Saturday, November 15, 2008

What it means: Part 2


The long-suffering Democratic Party has been vindicated in many ways that go beyond the victory of one presidential candidate, and further than the recent and forthcoming gains in the Senate indicate.
The comic book artist Rob Sikoryak illustrated a great little book called “Joystick Democracy” that suggested that we had effectively two choices in America: Candidates who are pragmatic -but corrupt (the Nixon-Reagan model), or principled -but ineffective (Carter-Kerry). I hated the idea, but there was something inescapably and stingingly true about this reduction in United States politics.
It seemed that in the last two election cycles the Democrats continued to offer and promote various candidates whose experience, qualifications, intellect and force of reason was formidable… and they kept getting their asses kicked against a less qualified, less capable and functionally ineloquent Republican candidate.
The 2000 election shouldn’t have even been close, so I don’t bother saying the Republican Party stole the election anymore. It seemed that the nation repeatedly told Democrats that they preferred a monosyllabic country dullard to a worldly urbane geek. The Democrats kept doubling down on the “smart guy”, election after election just as Republicans kept proffering ever more folksy salesmen and demagogues on the national, state and local levels.

George Herbert Walker Bush, a former CIA director and ambassador, a man of no small intellect with an impeccable grasp of geopolitical complexity and world history was reduced to talking like a hick, in order to combat the “Wimp” factor as it was called in the late 1980s. The guy was a WWII pilot for Christ's sake. George Dukakis was talked into riding in a tank with oversized ear guards that made him look like a little boy standing in an adult’s shoes. It was an era of nonsense that only Bill Clinton was able to rise above...
-but only by talking to the country like he was Elvis.

This Presidential election cycle was a victory for the notion that intellect and reason are valued qualities in a candidate. It was a savage blow to the calculated Republican devolution of the politician from a learned articulator with a grasp of policy and law, down to a reality TV reject who doesn’t know the difference between a continent and a country.

The Republican Party will have to offer intelligent and mentally agile candidates if they want the people’s votes for something other than a Governor’s seat, it would now appear. When the chips are down, I don’t think Americans want their lives managed by a guy who claims he drives better when he’s drunk, or who’s simple and uncomplicated –which is code for dumb and uneducated. Let’s face it, -it was code for George W. Bush.

The smart guy won, finally.

This guy was so smart, it was considered his biggest disadvantage in a national race… after his being Black of course. As Barack Obama stepped over those old world, unspoken racist tenets that maintained that a Black man may as well quit after being Governor in America; that a Black man may as well flap his arms and trying flying to the moon before running for president... he also stepped over a secondary American prejudice.

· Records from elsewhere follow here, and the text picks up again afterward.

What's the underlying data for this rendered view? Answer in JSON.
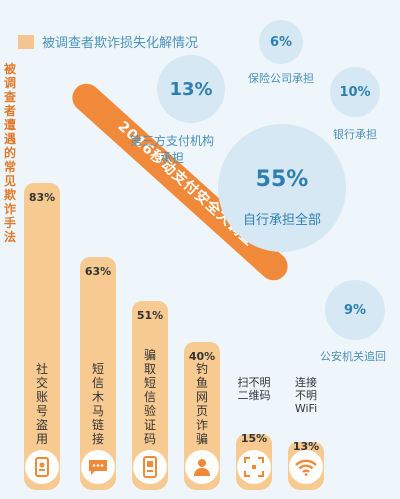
{
  "header": {
    "title": "被调查者欺诈损失化解情况"
  },
  "left_title": "被调查者遭遇的常见欺诈手法",
  "banner": "2016移动支付安全大调查",
  "bubbles": [
    {
      "pct": "6%",
      "label": "保险公司承担"
    },
    {
      "pct": "13%",
      "label": "第三方支付机构承担"
    },
    {
      "pct": "10%",
      "label": "银行承担"
    },
    {
      "pct": "55%",
      "label": "自行承担全部"
    },
    {
      "pct": "9%",
      "label": "公安机关追回"
    }
  ],
  "chart_data": [
    {
      "type": "bar",
      "title": "被调查者遭遇的常见欺诈手法",
      "categories": [
        "社交账号盗用",
        "短信木马链接",
        "骗取短信验证码",
        "钓鱼网页诈骗",
        "扫不明二维码",
        "连接不明WiFi"
      ],
      "values": [
        83,
        63,
        51,
        40,
        15,
        13
      ],
      "value_labels": [
        "83%",
        "63%",
        "51%",
        "40%",
        "15%",
        "13%"
      ],
      "label_lines": [
        [
          "社交账号盗用"
        ],
        [
          "短信木马链接"
        ],
        [
          "骗取短信验证码"
        ],
        [
          "钓鱼网页诈骗"
        ],
        [
          "扫不明",
          "二维码"
        ],
        [
          "连接",
          "不明",
          "WiFi"
        ]
      ],
      "icons": [
        "phone-user-icon",
        "sms-icon",
        "phone-icon",
        "person-icon",
        "qr-scan-icon",
        "wifi-icon"
      ],
      "unit": "%",
      "ylim": [
        0,
        100
      ]
    },
    {
      "type": "bubble",
      "title": "被调查者欺诈损失化解情况",
      "categories": [
        "保险公司承担",
        "第三方支付机构承担",
        "银行承担",
        "自行承担全部",
        "公安机关追回"
      ],
      "values": [
        6,
        13,
        10,
        55,
        9
      ],
      "unit": "%"
    }
  ],
  "colors": {
    "bar": "#f7ca91",
    "banner": "#f08a3a",
    "bubble": "#d6e8f3",
    "accent": "#2e7fb0",
    "title": "#e07a2b"
  }
}
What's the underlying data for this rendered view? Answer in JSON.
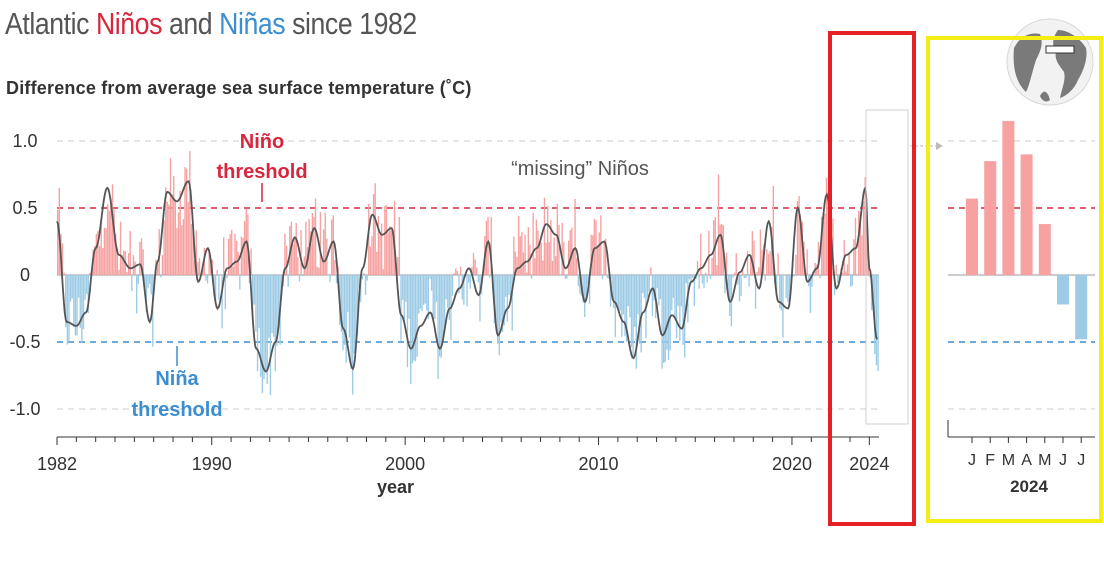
{
  "title": {
    "part1": "Atlantic ",
    "nino": "Niños",
    "part2": " and ",
    "nina": "Niñas",
    "part3": " since 1982"
  },
  "subtitle": "Difference from average sea surface temperature (˚C)",
  "colors": {
    "positive": "#f7a1a1",
    "negative": "#9dcbe6",
    "smooth_line": "#555555",
    "nino_threshold": "#d7263d",
    "nina_threshold": "#3b8ed0",
    "highlight_red": "#e52125",
    "highlight_yellow": "#f6ec16"
  },
  "annotations": {
    "nino_line1": "Niño",
    "nino_line2": "threshold",
    "nina_line1": "Niña",
    "nina_line2": "threshold",
    "missing": "“missing” Niños"
  },
  "chart_data": [
    {
      "type": "bar",
      "title": "Atlantic Niños and Niñas since 1982",
      "ylabel": "Difference from average sea surface temperature (˚C)",
      "xlabel": "year",
      "x_ticks": [
        "1982",
        "1990",
        "2000",
        "2010",
        "2020",
        "2024"
      ],
      "y_ticks": [
        "1.0",
        "0.5",
        "0",
        "-0.5",
        "-1.0"
      ],
      "ylim": [
        -1.2,
        1.15
      ],
      "xlim": [
        1982,
        2024.5
      ],
      "thresholds": {
        "nino": 0.5,
        "nina": -0.5
      },
      "grid": "dashed horizontal at ±1.0",
      "series": [
        {
          "type": "smoothed_line",
          "x": [
            1982.0,
            1982.5,
            1983.0,
            1983.5,
            1984.0,
            1984.6,
            1985.2,
            1985.8,
            1986.3,
            1986.8,
            1987.2,
            1987.7,
            1988.2,
            1988.8,
            1989.3,
            1989.8,
            1990.3,
            1990.8,
            1991.3,
            1991.8,
            1992.3,
            1992.8,
            1993.3,
            1993.8,
            1994.3,
            1994.8,
            1995.3,
            1995.8,
            1996.3,
            1996.8,
            1997.3,
            1997.8,
            1998.3,
            1998.8,
            1999.3,
            1999.8,
            2000.3,
            2000.8,
            2001.3,
            2001.8,
            2002.3,
            2002.8,
            2003.3,
            2003.8,
            2004.3,
            2004.8,
            2005.3,
            2005.8,
            2006.3,
            2006.8,
            2007.3,
            2007.8,
            2008.3,
            2008.8,
            2009.3,
            2009.8,
            2010.3,
            2010.8,
            2011.3,
            2011.8,
            2012.3,
            2012.8,
            2013.3,
            2013.8,
            2014.3,
            2014.8,
            2015.3,
            2015.8,
            2016.3,
            2016.8,
            2017.3,
            2017.8,
            2018.3,
            2018.8,
            2019.3,
            2019.8,
            2020.3,
            2020.8,
            2021.3,
            2021.8,
            2022.3,
            2022.8,
            2023.3,
            2023.8,
            2024.0,
            2024.4
          ],
          "values": [
            0.4,
            -0.35,
            -0.38,
            -0.28,
            0.2,
            0.65,
            0.15,
            0.05,
            0.08,
            -0.35,
            0.1,
            0.62,
            0.55,
            0.7,
            -0.05,
            0.2,
            -0.25,
            0.05,
            0.1,
            0.25,
            -0.55,
            -0.72,
            -0.5,
            0.05,
            0.28,
            0.05,
            0.35,
            0.1,
            0.25,
            -0.4,
            -0.7,
            0.05,
            0.45,
            0.3,
            0.35,
            -0.3,
            -0.55,
            -0.38,
            -0.28,
            -0.55,
            -0.25,
            -0.1,
            0.05,
            -0.15,
            0.25,
            -0.45,
            -0.25,
            0.05,
            0.1,
            0.2,
            0.38,
            0.3,
            0.05,
            0.2,
            -0.2,
            0.2,
            0.25,
            -0.2,
            -0.35,
            -0.62,
            -0.28,
            -0.1,
            -0.45,
            -0.3,
            -0.4,
            -0.05,
            0.05,
            0.15,
            0.3,
            -0.2,
            0.02,
            0.15,
            -0.1,
            0.4,
            -0.2,
            -0.25,
            0.5,
            -0.05,
            0.05,
            0.6,
            -0.1,
            0.15,
            0.2,
            0.65,
            0.05,
            -0.48
          ]
        },
        {
          "type": "monthly_bars",
          "note": "pink when positive, blue when negative"
        }
      ]
    },
    {
      "type": "bar",
      "title": "2024",
      "xlabel": "2024",
      "categories": [
        "J",
        "F",
        "M",
        "A",
        "M",
        "J",
        "J"
      ],
      "values": [
        0.57,
        0.85,
        1.15,
        0.9,
        0.38,
        -0.22,
        -0.48
      ],
      "ylim": [
        -1.2,
        1.15
      ]
    }
  ]
}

The hatred of intellectuals and ideas has been a core value in American culture for a long, long time, but this anti-intellectualism might die in my lifetime.
The Republican Party owes the country an apology for Sarah Palin, George W. Bush and the scores of other “shucksy”, “golly gee” pretenders to the sacred trust of representative government in America.

The Democratic Party deserves our deepest thanks, for insisting that intelligence, education, sophistication and reason are the qualifications for candidacy.